Analysts: IaaS Market Bound for AWS-Azure 'Duopoly'
The writing has been on the wall for some time for up-and-coming Infrastructure as a Service (IaaS) vendors, but new research from analyst firm Gartner Inc. underscores it.
"By 2019, 90 percent of native cloud IaaS providers will be forced out of this market by the Amazon Web Services (AWS)-Microsoft duopoly," Gartner said in a research note on Wednesday.
AWS has long been the dominant platform in the public cloud market, while Microsoft has been steadily solidifying its No. 2 standing over the past few years -- outpacing the likes of Google, IBM and Oracle -- so Gartner's conclusion is not surprising.
The firm noted that both AWS and Microsoft "significantly" grew their cloud businesses last year, "while other players are sliding backward in comparison." They also have the edge over other competitors in terms of compute power, services and pricing, according to Gartner.
This is dire news for IaaS competitors in mature markets, which are effectively a two-horse race between AWS and Azure.
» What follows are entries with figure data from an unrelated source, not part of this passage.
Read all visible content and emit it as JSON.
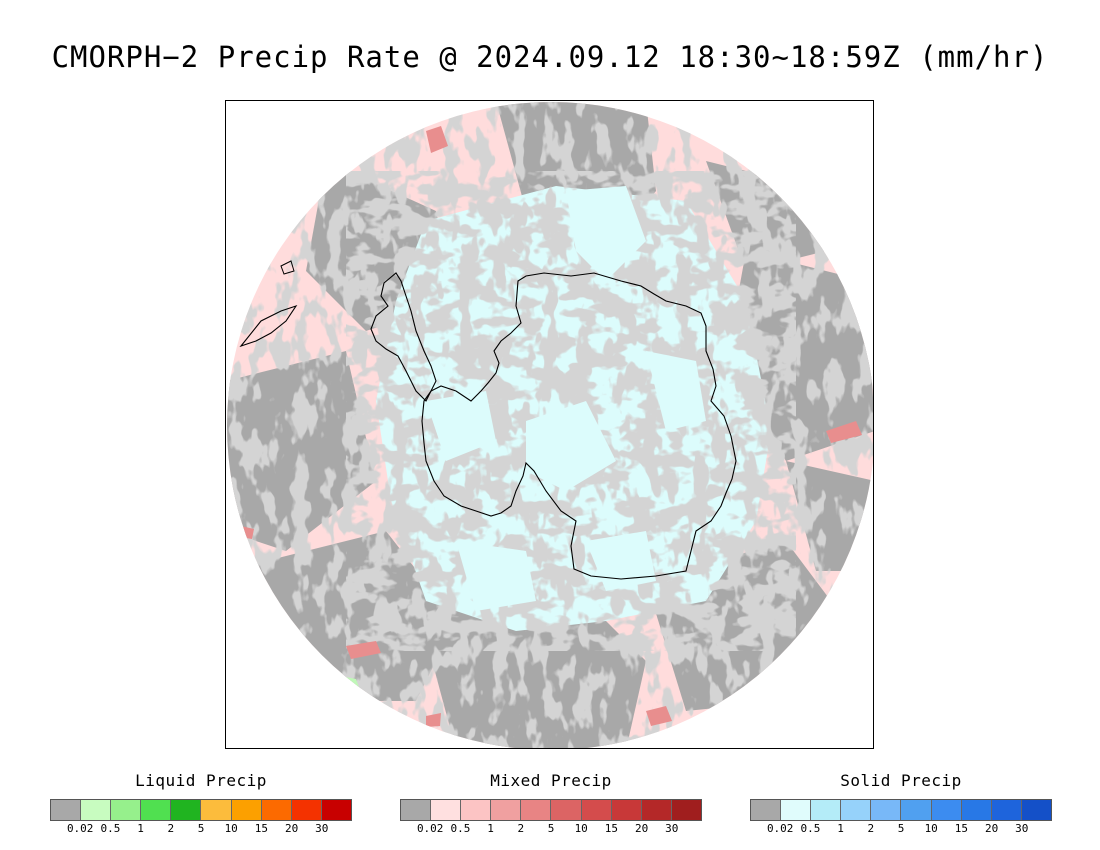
{
  "title": "CMORPH−2 Precip Rate @ 2024.09.12 18:30~18:59Z (mm/hr)",
  "colors": {
    "no_precip": "#a8a8a8",
    "mixed_light": "#ffdcdc",
    "solid_light": "#dcfcfc",
    "coast": "#000000",
    "mixed_medium": "#e88e8e",
    "liquid_light": "#c0f8b8"
  },
  "legends": [
    {
      "title": "Liquid Precip",
      "colors": [
        "#a8a8a8",
        "#c8fcc0",
        "#96f08c",
        "#50e050",
        "#20b420",
        "#fcbc3c",
        "#fca000",
        "#fc6a00",
        "#f43200",
        "#c80000"
      ],
      "ticks": [
        "0.02",
        "0.5",
        "1",
        "2",
        "5",
        "10",
        "15",
        "20",
        "30"
      ]
    },
    {
      "title": "Mixed Precip",
      "colors": [
        "#a8a8a8",
        "#ffe0e0",
        "#fcc4c4",
        "#f0a0a0",
        "#e88484",
        "#dc6464",
        "#d44c4c",
        "#c83838",
        "#b42828",
        "#a01e1e"
      ],
      "ticks": [
        "0.02",
        "0.5",
        "1",
        "2",
        "5",
        "10",
        "15",
        "20",
        "30"
      ]
    },
    {
      "title": "Solid Precip",
      "colors": [
        "#a8a8a8",
        "#e0fcfc",
        "#b4ecf8",
        "#96d2fa",
        "#78b8f8",
        "#50a0f0",
        "#3c8cf0",
        "#2878e6",
        "#1e64dc",
        "#1450c8"
      ],
      "ticks": [
        "0.02",
        "0.5",
        "1",
        "2",
        "5",
        "10",
        "15",
        "20",
        "30"
      ]
    }
  ]
}
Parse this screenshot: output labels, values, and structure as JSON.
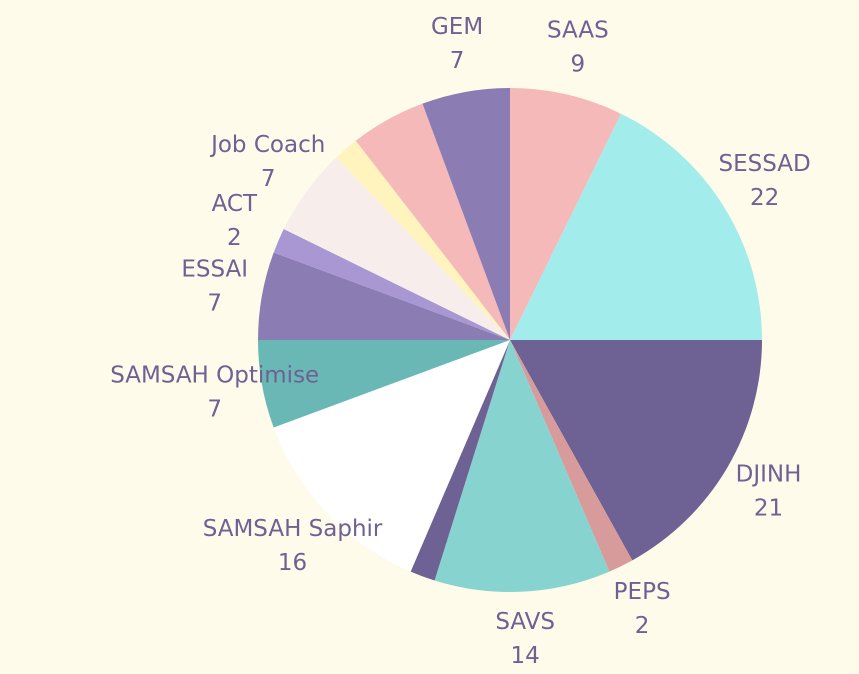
{
  "chart_data": {
    "type": "pie",
    "categories": [
      "SAAS",
      "SESSAD",
      "DJINH",
      "PEPS",
      "SAVS",
      null,
      "SAMSAH Saphir",
      "SAMSAH Optimise",
      "ESSAI",
      "ACT",
      "Job Coach",
      null,
      null,
      "GEM"
    ],
    "values": [
      9,
      22,
      21,
      2,
      14,
      2,
      16,
      7,
      7,
      2,
      7,
      2,
      6,
      7
    ],
    "colors": [
      "#f4b9b8",
      "#a3ecec",
      "#6e6194",
      "#d89b9b",
      "#87d3d0",
      "#6e6194",
      "#ffffff",
      "#69b8b5",
      "#8b7db3",
      "#a897d2",
      "#f7eeec",
      "#fff3be",
      "#f4b9b8",
      "#8b7db3"
    ]
  }
}
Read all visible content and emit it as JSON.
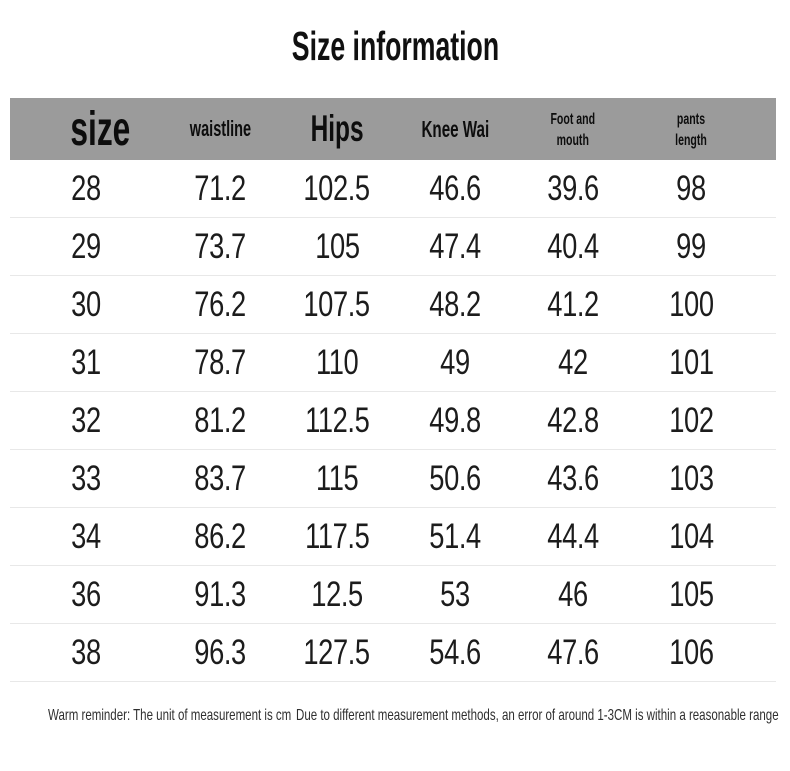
{
  "title": "Size information",
  "table": {
    "columns": [
      {
        "label": "size"
      },
      {
        "label": "waistline"
      },
      {
        "label": "Hips"
      },
      {
        "label": "Knee Wai"
      },
      {
        "line1": "Foot and",
        "line2": "mouth"
      },
      {
        "line1": "pants",
        "line2": "length"
      }
    ],
    "rows": [
      [
        "28",
        "71.2",
        "102.5",
        "46.6",
        "39.6",
        "98"
      ],
      [
        "29",
        "73.7",
        "105",
        "47.4",
        "40.4",
        "99"
      ],
      [
        "30",
        "76.2",
        "107.5",
        "48.2",
        "41.2",
        "100"
      ],
      [
        "31",
        "78.7",
        "110",
        "49",
        "42",
        "101"
      ],
      [
        "32",
        "81.2",
        "112.5",
        "49.8",
        "42.8",
        "102"
      ],
      [
        "33",
        "83.7",
        "115",
        "50.6",
        "43.6",
        "103"
      ],
      [
        "34",
        "86.2",
        "117.5",
        "51.4",
        "44.4",
        "104"
      ],
      [
        "36",
        "91.3",
        "12.5",
        "53",
        "46",
        "105"
      ],
      [
        "38",
        "96.3",
        "127.5",
        "54.6",
        "47.6",
        "106"
      ]
    ]
  },
  "footer": {
    "reminder": "Warm reminder: The unit of measurement is cm",
    "note": "Due to different measurement methods, an error of around 1-3CM is within a reasonable range"
  },
  "colors": {
    "header_bg": "#9b9b9b",
    "divider": "#e8e8e8",
    "text": "#1c1c1c",
    "footer_text": "#2f2f2f",
    "background": "#ffffff"
  },
  "chart_data": {
    "type": "table",
    "title": "Size information",
    "columns": [
      "size",
      "waistline",
      "Hips",
      "Knee Wai",
      "Foot and mouth",
      "pants length"
    ],
    "rows": [
      [
        28,
        71.2,
        102.5,
        46.6,
        39.6,
        98
      ],
      [
        29,
        73.7,
        105,
        47.4,
        40.4,
        99
      ],
      [
        30,
        76.2,
        107.5,
        48.2,
        41.2,
        100
      ],
      [
        31,
        78.7,
        110,
        49,
        42,
        101
      ],
      [
        32,
        81.2,
        112.5,
        49.8,
        42.8,
        102
      ],
      [
        33,
        83.7,
        115,
        50.6,
        43.6,
        103
      ],
      [
        34,
        86.2,
        117.5,
        51.4,
        44.4,
        104
      ],
      [
        36,
        91.3,
        12.5,
        53,
        46,
        105
      ],
      [
        38,
        96.3,
        127.5,
        54.6,
        47.6,
        106
      ]
    ],
    "note": "Unit is cm; error of around 1-3CM is within a reasonable range"
  }
}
However, Gartner concedes that vendors based in developing markets, where neither AWS nor Azure is as entrenched, could still pose a challenge. Gartner points to Aliyun, the cloud computing subsidiary of Chinese e-commerce giant Alibaba, as an example of a viable contender.
Gartner foresees the AWS-Azure duopoly as being a double-edged sword for organizations; while they may initially benefit from intense price- and service-based competition between the two vendors, the absence of other competitors may mean those benefits are short-lived.
"The competition between AWS and Azure in the IaaS market will benefit sourcing executives in the short to medium term but may be of concern in the longer term," said Gartner research director David Groombridge in a prepared statement. "Lack of substantial competition for two key providers could lead to an uncompetitive market. This could see organizations locked into one platform by dependence on proprietary capabilities and potentially exposed to substantial price increases."